Sin embargo y esto te parecerá tan ridículo como propio de mi, el detalle más importante se me pasó de largo hasta hace bien poco, cuando por casualidad la fotografía se deslizó fuera del sobre donde la había guardado y cayó del revés en mi cocina. No sé en qué andaba yo, porque fue mi hija la que, a saber cuánto tiempo después, la recogió y me la entregó con ojos interrogantes. No me la dio mostrándome la imagen, sino el dorso, donde por primera vez me di cuenta de que había algo escrito. Sorprendentemente, mi hija no quería que le explicase dónde, cuándo, quién y cómo en esa fotografía, sino por qué alguien podría haber escrito esas palabras para, ella inocentemente lo creyó así, su padre. 
Al leerlas yo también comprendí cómo, en su error, se sintió mi hija, sorprendida ante la nueva personalidad revelada de su padre, un hombre al que solo conocía una mujer, su madre, al que no imaginaba sonriendo a otras que no fueran ellas dos tras hacerles una foto o corriendo una aventura amorosa en una playa lejos de allí. Comprendí que nosotros tampoco nos habíamos imaginado así a nuestro padre, que nunca llegamos a tratarle como si, además del de padre, hubiera desempeñado otros papeles en su vida. Comprendí que fue amigo y amante, y también tan inexperto como lo hemos sido tú y yo, y que debió cometer errores y obtener grandes victorias sobre las que no supimos jamás. Comprendí, en fin, que no conocimos del todo a nuestro padre.

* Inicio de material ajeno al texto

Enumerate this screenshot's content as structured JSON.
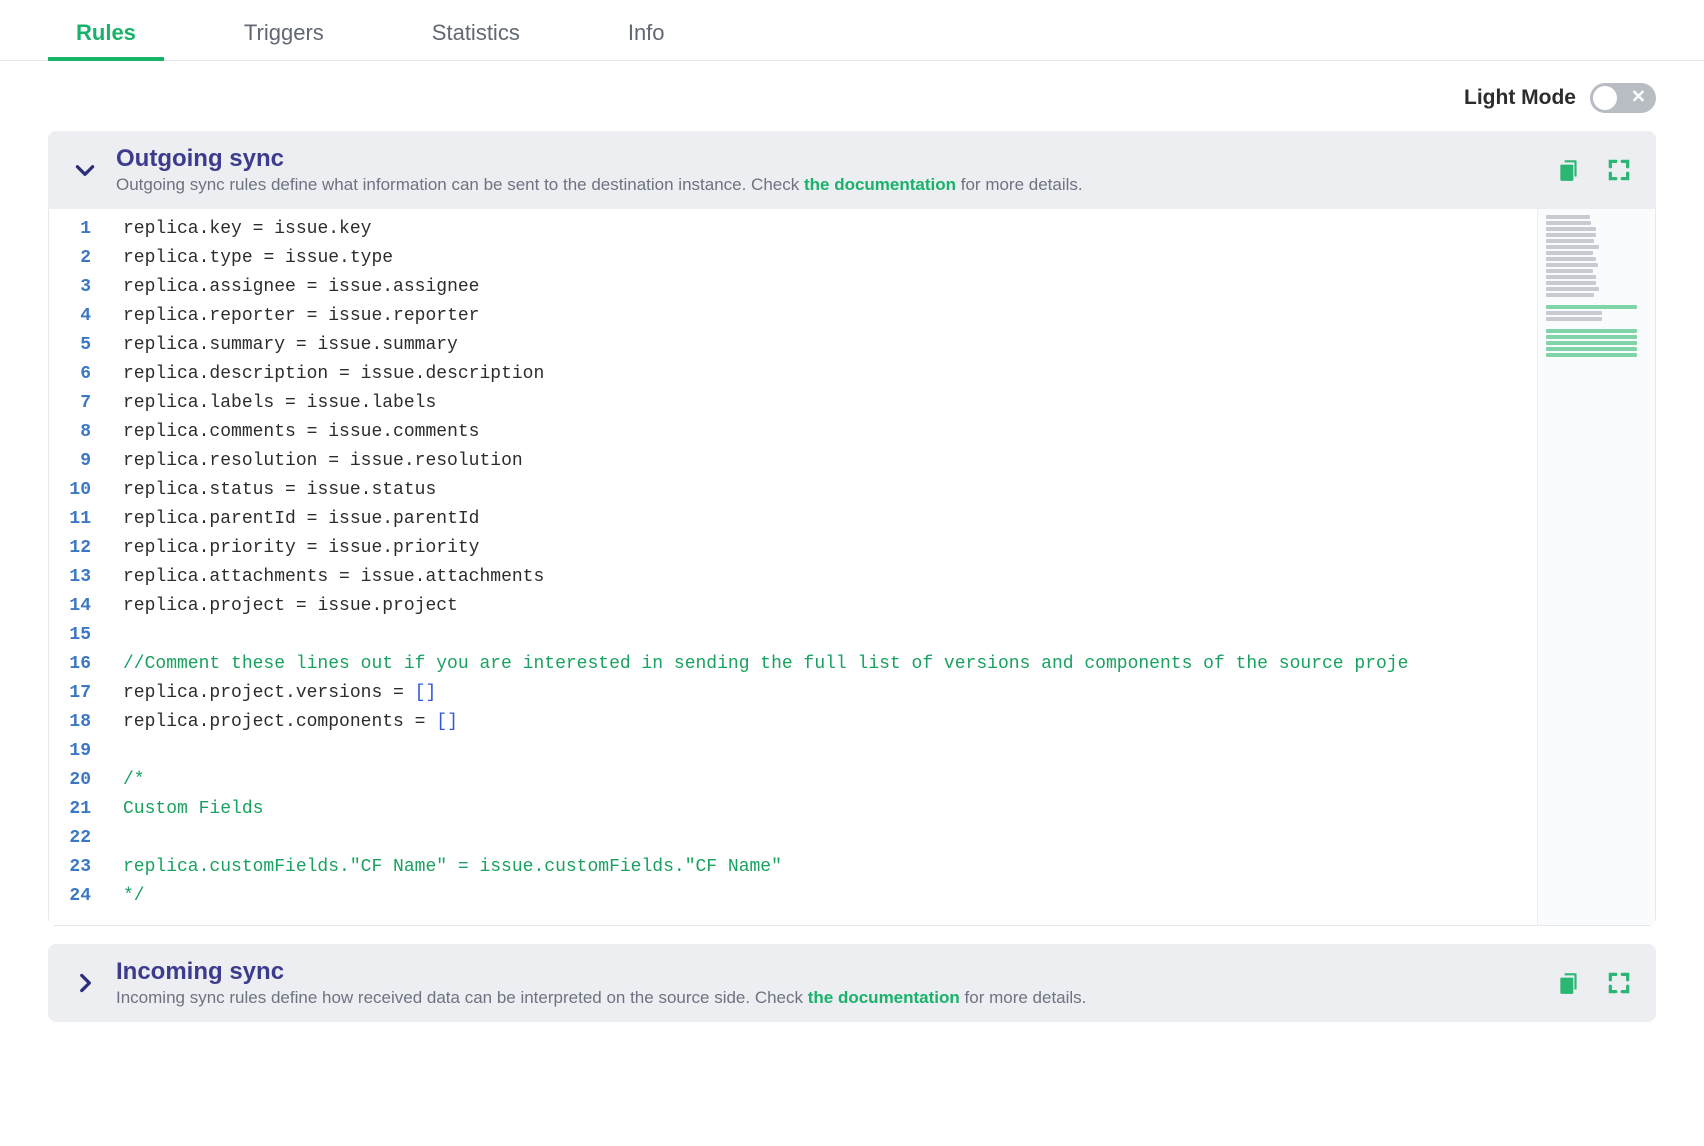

No pienses, no obstante, que aquello me entristeció -y no debes entristecerte tú tampoco por estas líneas- porque al mismo tiempo caí en la cuenta: aquello me alegraba; no por el hecho de un padre con aristas desconocidas, sino por el hecho de saber que no siempre fue padre y que tuvo la oportunidad de vivir como nosotros una juventud y una vida distinta a la que yo le conocía, tan enclaustrada en sus obligaciones.

Por ello, espero que no me lo tengas en cuenta, he enmarcado y he puesto la foto en la estantería del salón; ese momento que quiero imaginar feliz para nuestro padre y una desconocida me ha parecido una buena forma de guardar su recuerdo.

PS: Ah, sí, las palabras escritas en el dorso:

Grecia. Efjaristó, mon amour.

1 comentario:

Anónimo dijo...

Nunca llegamos a conocerles íntimamente, pues cuando llega el momento en el que podrían ser nuestros amigos y no nuestros padres, nuestras vidas está hechas, nuestros amigos escogidos y ellos llevan demasiado tiempo, toda una vida para nosotros, siendo lo que son.
Damos por supuesto su pasado, remoto o cercano, y sólo su ausencia, y ese baúl de recuerdos ajenos, enciende esa duda de si realmente supimos alguna vez quienes y qué fueron nuestros padres.